7) Without exception, look upon all people with a merciful gaze. "For as you judge, so will you be judged, and the measure with which you measure will be measured out to you" (Mt 7:2). We know how much mercy means to us when we receive it, so shouldn't we be more willing to show it?
6) Start seeing all violence as senseless. A spade is still a spade, and violence is still violence, even if it serves my self-interest or appeases my thirst for vengeance. Christ exhorts us to resist violence non-violently, in order to break the vicious cycle.
5) Stop dissembling about our own forms of domestic and international violence. "Death with dignity" and "assisted" suicide still involve killing, so that others no longer need to act with mercy; "collateral damage" still means the murder of innocent civilians; the "termination of an unwanted pregnancy" still entails the elimination of an unborn child of God.
4) Reject state sponsored assassinations, torture, and preemptive military strikes. If we cannot ourselves resist such crimes against humanity, how can we smugly condemn other nations or terrorist groups from doing the same to us?
3) End the use of the death penalty. If it is OK for the government to solve problems by resorting to capital punishment, even when bloodless means of protecting citizens clearly exist, then who is to tell civilians that they shouldn't do the same? "You have been told, O mortal, what is good, and what the LORD requires of you: Only to do justice and to love goodness, and to walk humbly with your God" (Mic 6:8).

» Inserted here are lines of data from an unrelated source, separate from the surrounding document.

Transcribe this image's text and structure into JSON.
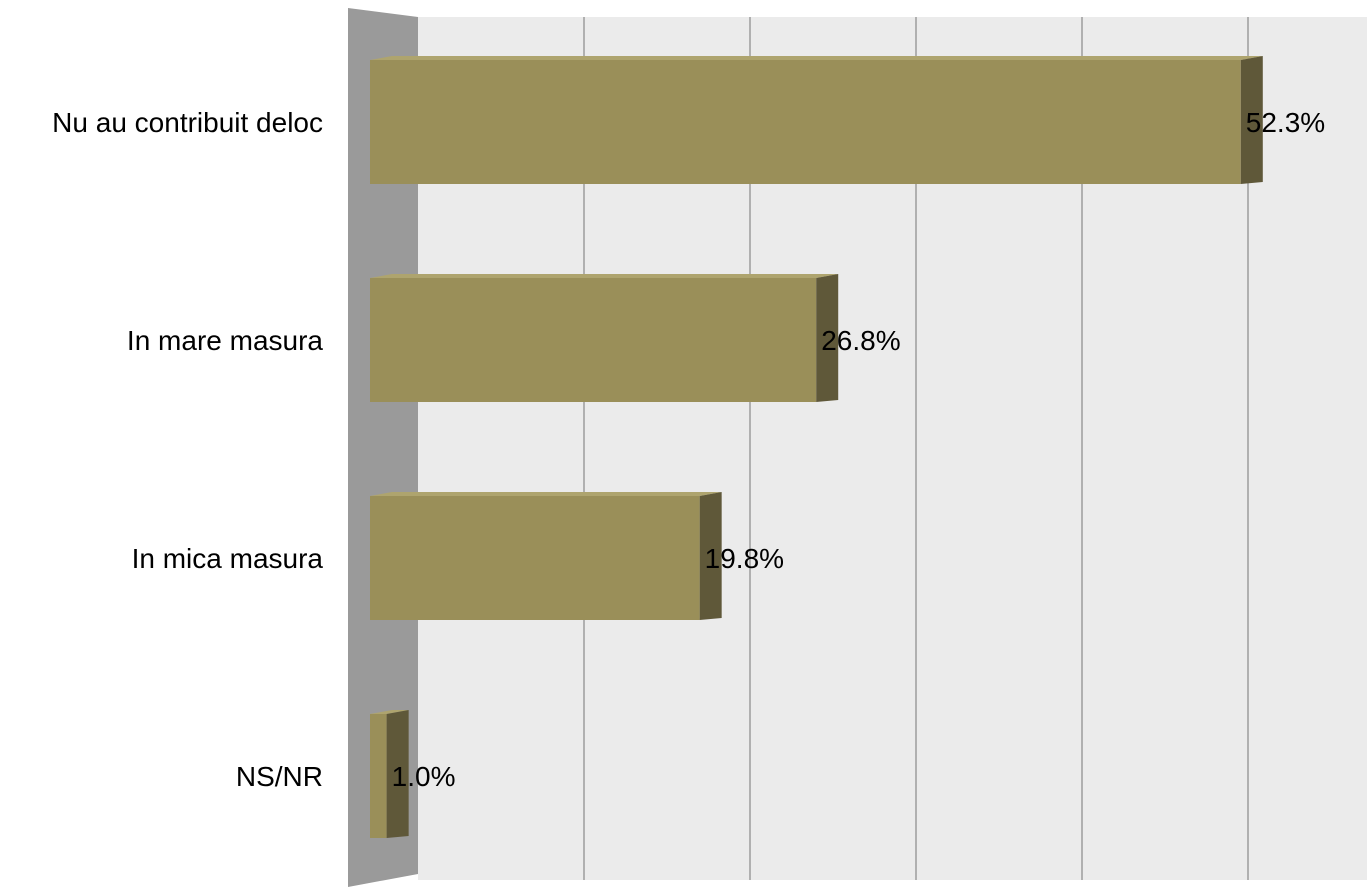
{
  "chart_data": {
    "type": "bar",
    "orientation": "horizontal",
    "style": "3d",
    "categories": [
      "Nu au contribuit deloc",
      "In mare masura",
      "In mica masura",
      "NS/NR"
    ],
    "values": [
      52.3,
      26.8,
      19.8,
      1.0
    ],
    "value_labels": [
      "52.3%",
      "26.8%",
      "19.8%",
      "1.0%"
    ],
    "xlim": [
      0,
      60
    ],
    "grid": true,
    "legend": "none"
  },
  "colors": {
    "bar_front": "#9a8f59",
    "bar_side": "#5f5839",
    "bar_top": "#aea46e",
    "wall_left": "#9a9a9a",
    "wall_back": "#ebebeb",
    "grid_line": "#9c9c9c"
  }
}
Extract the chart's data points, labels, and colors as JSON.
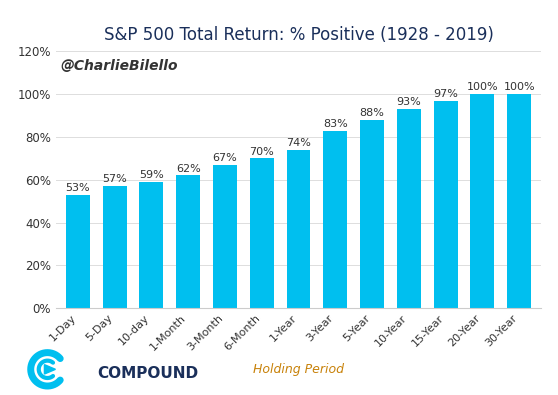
{
  "title": "S&P 500 Total Return: % Positive (1928 - 2019)",
  "categories": [
    "1-Day",
    "5-Day",
    "10-day",
    "1-Month",
    "3-Month",
    "6-Month",
    "1-Year",
    "3-Year",
    "5-Year",
    "10-Year",
    "15-Year",
    "20-Year",
    "30-Year"
  ],
  "values": [
    0.53,
    0.57,
    0.59,
    0.62,
    0.67,
    0.7,
    0.74,
    0.83,
    0.88,
    0.93,
    0.97,
    1.0,
    1.0
  ],
  "labels": [
    "53%",
    "57%",
    "59%",
    "62%",
    "67%",
    "70%",
    "74%",
    "83%",
    "88%",
    "93%",
    "97%",
    "100%",
    "100%"
  ],
  "bar_color": "#00BFEF",
  "xlabel": "Holding Period",
  "ylim": [
    0,
    1.2
  ],
  "yticks": [
    0.0,
    0.2,
    0.4,
    0.6,
    0.8,
    1.0,
    1.2
  ],
  "ytick_labels": [
    "0%",
    "20%",
    "40%",
    "60%",
    "80%",
    "100%",
    "120%"
  ],
  "title_fontsize": 12,
  "label_fontsize": 8,
  "xtick_fontsize": 8,
  "ytick_fontsize": 8.5,
  "watermark": "@CharlieBilello",
  "watermark_fontsize": 10,
  "compound_text": "COMPOUND",
  "compound_color": "#1a2f5a",
  "logo_color": "#00BFEF",
  "background_color": "#ffffff",
  "xlabel_fontsize": 9,
  "xlabel_color": "#c8820a"
}
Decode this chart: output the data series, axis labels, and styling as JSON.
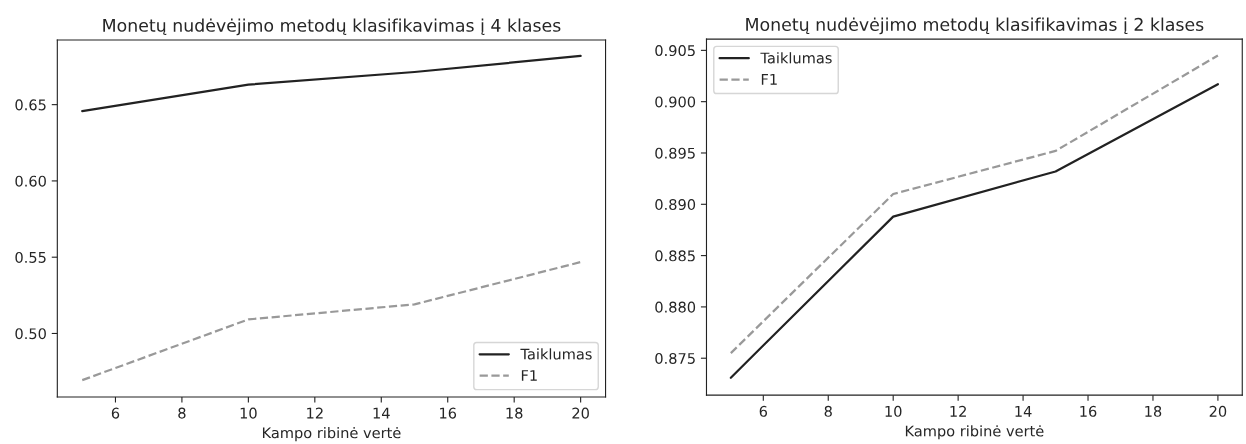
{
  "chart_data": [
    {
      "type": "line",
      "title": "Monetų nudėvėjimo metodų klasifikavimas į 4 klases",
      "xlabel": "Kampo ribinė vertė",
      "x": [
        5,
        10,
        15,
        20
      ],
      "xlim": [
        4.25,
        20.75
      ],
      "xticks": [
        6,
        8,
        10,
        12,
        14,
        16,
        18,
        20
      ],
      "ylim": [
        0.4584,
        0.6924
      ],
      "yticks": [
        {
          "value": 0.5,
          "label": "0.50"
        },
        {
          "value": 0.55,
          "label": "0.55"
        },
        {
          "value": 0.6,
          "label": "0.60"
        },
        {
          "value": 0.65,
          "label": "0.65"
        }
      ],
      "legend": "bottom right",
      "grid": false,
      "marker": "none",
      "series": [
        {
          "name": "Taiklumas",
          "color": "#222222",
          "line_style": "solid",
          "values": [
            0.6458,
            0.6631,
            0.6714,
            0.6819
          ]
        },
        {
          "name": "F1",
          "color": "#999999",
          "line_style": "dashed",
          "values": [
            0.4694,
            0.5092,
            0.5191,
            0.5468
          ]
        }
      ]
    },
    {
      "type": "line",
      "title": "Monetų nudėvėjimo metodų klasifikavimas į 2 klases",
      "xlabel": "Kampo ribinė vertė",
      "x": [
        5,
        10,
        15,
        20
      ],
      "xlim": [
        4.25,
        20.75
      ],
      "xticks": [
        6,
        8,
        10,
        12,
        14,
        16,
        18,
        20
      ],
      "ylim": [
        0.8714,
        0.9061
      ],
      "yticks": [
        0.875,
        {
          "value": 0.88,
          "label": "0.880"
        },
        0.885,
        {
          "value": 0.89,
          "label": "0.890"
        },
        0.895,
        {
          "value": 0.9,
          "label": "0.900"
        },
        0.905
      ],
      "legend": "top left",
      "grid": false,
      "marker": "none",
      "series": [
        {
          "name": "Taiklumas",
          "color": "#222222",
          "line_style": "solid",
          "values": [
            0.8731,
            0.8888,
            0.8932,
            0.9017
          ]
        },
        {
          "name": "F1",
          "color": "#999999",
          "line_style": "dashed",
          "values": [
            0.8755,
            0.891,
            0.8952,
            0.9045
          ]
        }
      ]
    }
  ]
}
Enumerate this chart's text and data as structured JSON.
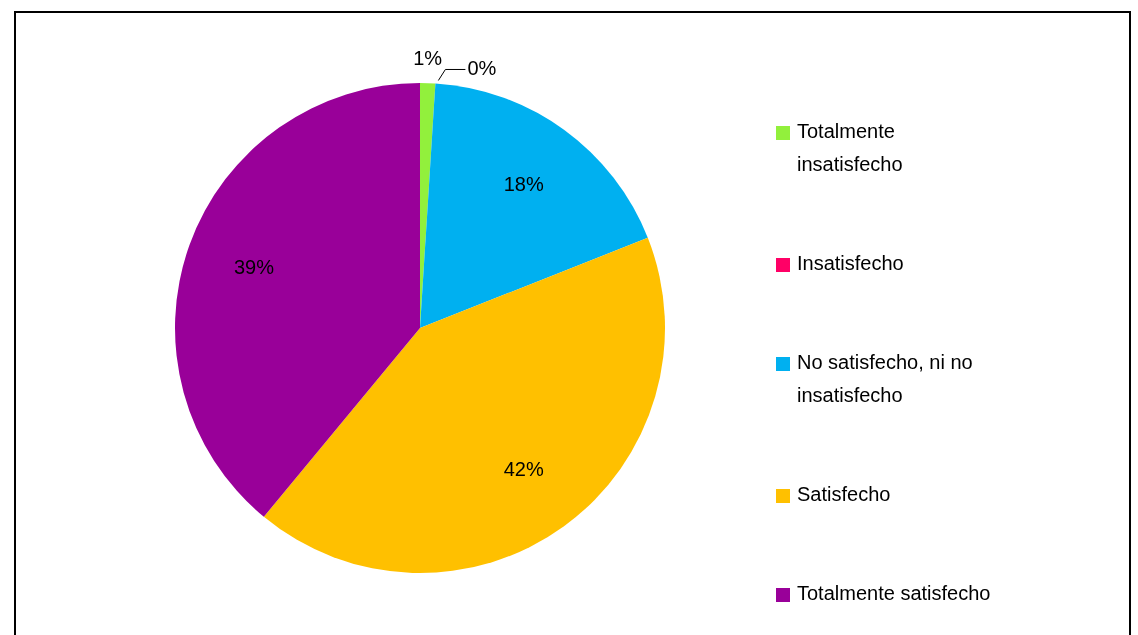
{
  "chart_data": {
    "type": "pie",
    "categories": [
      "Totalmente insatisfecho",
      "Insatisfecho",
      "No satisfecho, ni no insatisfecho",
      "Satisfecho",
      "Totalmente satisfecho"
    ],
    "values": [
      1,
      0,
      18,
      42,
      39
    ],
    "colors": [
      "#92f03c",
      "#ff0066",
      "#00b0f0",
      "#ffc000",
      "#990099"
    ],
    "value_labels": [
      "1%",
      "0%",
      "18%",
      "42%",
      "39%"
    ],
    "legend": "right"
  }
}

2) Create meaningful compromise about rights which are meaningless without restrictions. Just as the right to bear arms implies reasonable limits (machine guns, grenade throwers, nuclear weapons?!), so the right to privacy as the basis for legalized abortion implies a limit when another person's privacy is at stake. Opponents of each want to impose reasonable restrictions on the other, so why not a political compromise as a step toward national healing?
1) Start practicing the corporal and spiritual works of mercy. If we were busier feeding the hungry and clothing the naked, we would have fewer enemies; if we bore wrongs more patiently and prayed for the living and the dead, we would become the peacemakers which the world wearily awaits.